= Dibb Report =

The Dibb Report (Review of Australia's Defence Capabilities) was an influential review of Australia's defence plans. While the report's recommendations were not fully accepted by the Hawke government, they led to significant changes in Australia's defence policy, including adoption of the Defence of Australia Policy.

==Background==
In February 1985, Minister for Defence Kim Beazley commissioned Paul Dibb, an external consultant and former employee of the Department of Defence, to analyse Australia's defence planning and make recommendations for future developments.

==Synopsis==
Dibb's report was published in March 1986 and recommended for Australia to abandon the remaining elements of the forward defence policy but concentrate its military resources on the geographic areas relevant to defending the country and its economic interests from direct attack.

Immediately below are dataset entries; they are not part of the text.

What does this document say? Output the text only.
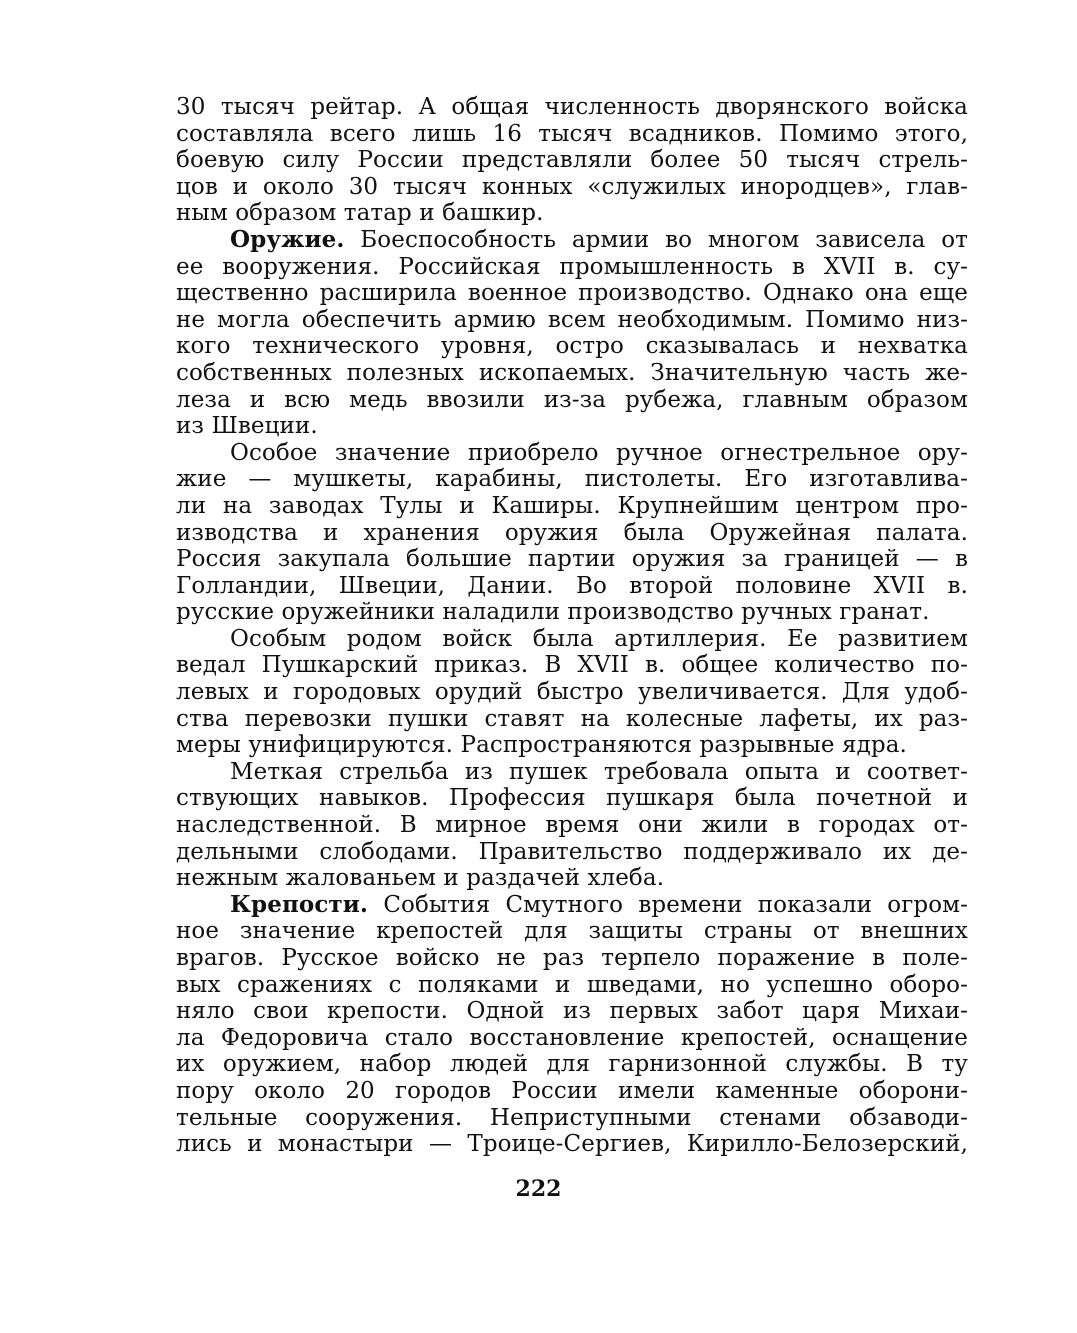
30 тысяч рейтар. А общая численность дворянского войска
составляла всего лишь 16 тысяч всадников. Помимо этого,
боевую силу России представляли более 50 тысяч стрель-
цов и около 30 тысяч конных «служилых инородцев», глав-
ным образом татар и башкир.
Оружие. Боеспособность армии во многом зависела от
ее вооружения. Российская промышленность в XVII в. су-
щественно расширила военное производство. Однако она еще
не могла обеспечить армию всем необходимым. Помимо низ-
кого технического уровня, остро сказывалась и нехватка
собственных полезных ископаемых. Значительную часть же-
леза и всю медь ввозили из-за рубежа, главным образом
из Швеции.
Особое значение приобрело ручное огнестрельное ору-
жие — мушкеты, карабины, пистолеты. Его изготавлива-
ли на заводах Тулы и Каширы. Крупнейшим центром про-
изводства и хранения оружия была Оружейная палата.
Россия закупала большие партии оружия за границей — в
Голландии, Швеции, Дании. Во второй половине XVII в.
русские оружейники наладили производство ручных гранат.
Особым родом войск была артиллерия. Ее развитием
ведал Пушкарский приказ. В XVII в. общее количество по-
левых и городовых орудий быстро увеличивается. Для удоб-
ства перевозки пушки ставят на колесные лафеты, их раз-
меры унифицируются. Распространяются разрывные ядра.
Меткая стрельба из пушек требовала опыта и соответ-
ствующих навыков. Профессия пушкаря была почетной и
наследственной. В мирное время они жили в городах от-
дельными слободами. Правительство поддерживало их де-
нежным жалованьем и раздачей хлеба.
Крепости. События Смутного времени показали огром-
ное значение крепостей для защиты страны от внешних
врагов. Русское войско не раз терпело поражение в поле-
вых сражениях с поляками и шведами, но успешно оборо-
няло свои крепости. Одной из первых забот царя Михаи-
ла Федоровича стало восстановление крепостей, оснащение
их оружием, набор людей для гарнизонной службы. В ту
пору около 20 городов России имели каменные оборони-
тельные сооружения. Неприступными стенами обзаводи-
лись и монастыри — Троице-Сергиев, Кирилло-Белозерский,
222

Dibb's recommendations were based around an assessment that "Australia is one of the most secure countries on earth" and that while there was the potential for regional conflict, the longer-term intentions and capabilities of countries in Australia's region could not be predicted and so did not form a suitable basis for planning.

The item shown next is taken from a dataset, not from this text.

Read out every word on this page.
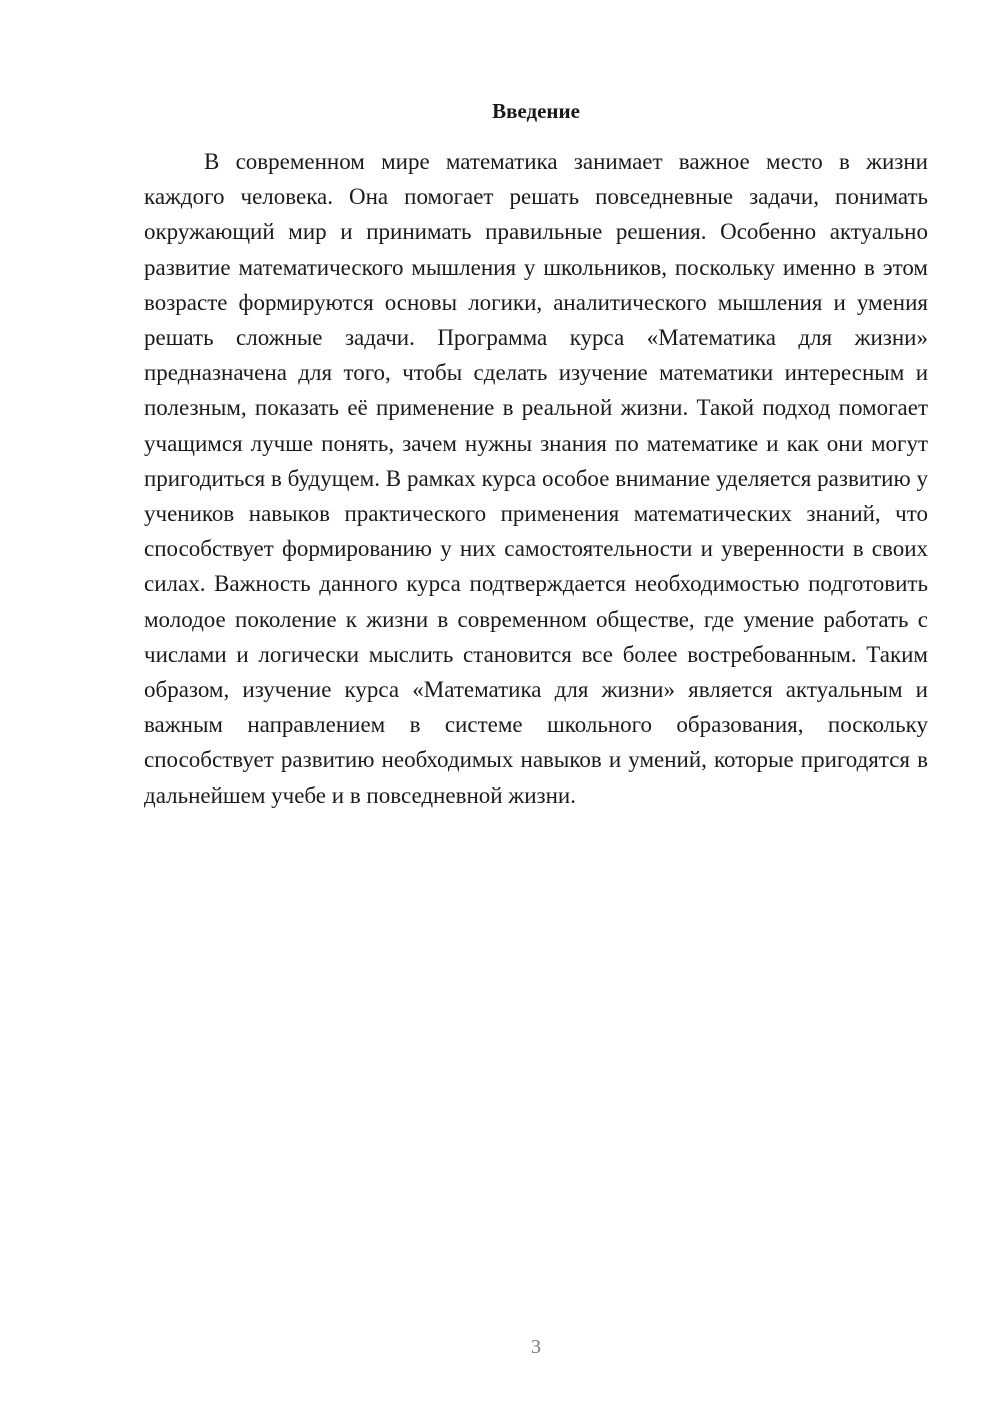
Введение

В современном мире математика занимает важное место в жизни каждого человека. Она помогает решать повседневные задачи, понимать окружающий мир и принимать правильные решения. Особенно актуально развитие математического мышления у школьников, поскольку именно в этом возрасте формируются основы логики, аналитического мышления и умения решать сложные задачи. Программа курса «Математика для жизни» предназначена для того, чтобы сделать изучение математики интересным и полезным, показать её применение в реальной жизни. Такой подход помогает учащимся лучше понять, зачем нужны знания по математике и как они могут пригодиться в будущем. В рамках курса особое внимание уделяется развитию у учеников навыков практического применения математических знаний, что способствует формированию у них самостоятельности и уверенности в своих силах. Важность данного курса подтверждается необходимостью подготовить молодое поколение к жизни в современном обществе, где умение работать с числами и логически мыслить становится все более востребованным. Таким образом, изучение курса «Математика для жизни» является актуальным и важным направлением в системе школьного образования, поскольку способствует развитию необходимых навыков и умений, которые пригодятся в дальнейшем учебе и в повседневной жизни.

3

Dibb recommended for Australia's military posture to be based on a strategy of denying aggressors the ability to attack the country. That was to be achieved through using a layered defence of Jindalee Operational Radar Network (over-the-horizon radar), patrol aircraft and maritime strike aircraft to protect Australia's approaches with the Army's Operational Deployment Force being responsible for defeating any landings on the Australian mainland. That would require changes to the Australian Defence Force's structure and equipment acquisition programs. The policy of self-reliance proposed by Dibb also placed less emphasis on ANZUS, its alliance with the United States, than previous policies.

==Reception==
The Dibb Report received a mixed response. Some experts regarded it as being an important contribution to developing an independent Australian defence posture. Other experts criticised the report for calling for an essentially defensive military strategy, implying that existing Australian military capabilities be abandoned and making optimistic assumptions about the period of time available to detect and respond to new threats to Australia. Many of the Dibb Report's assumptions were used in developing the 1987 Defence White Paper, but the Government did not adopt some of Dibb's key recommendations, such as those concerning Australia's relationship with the United States and the Australian military's role in the Pacific.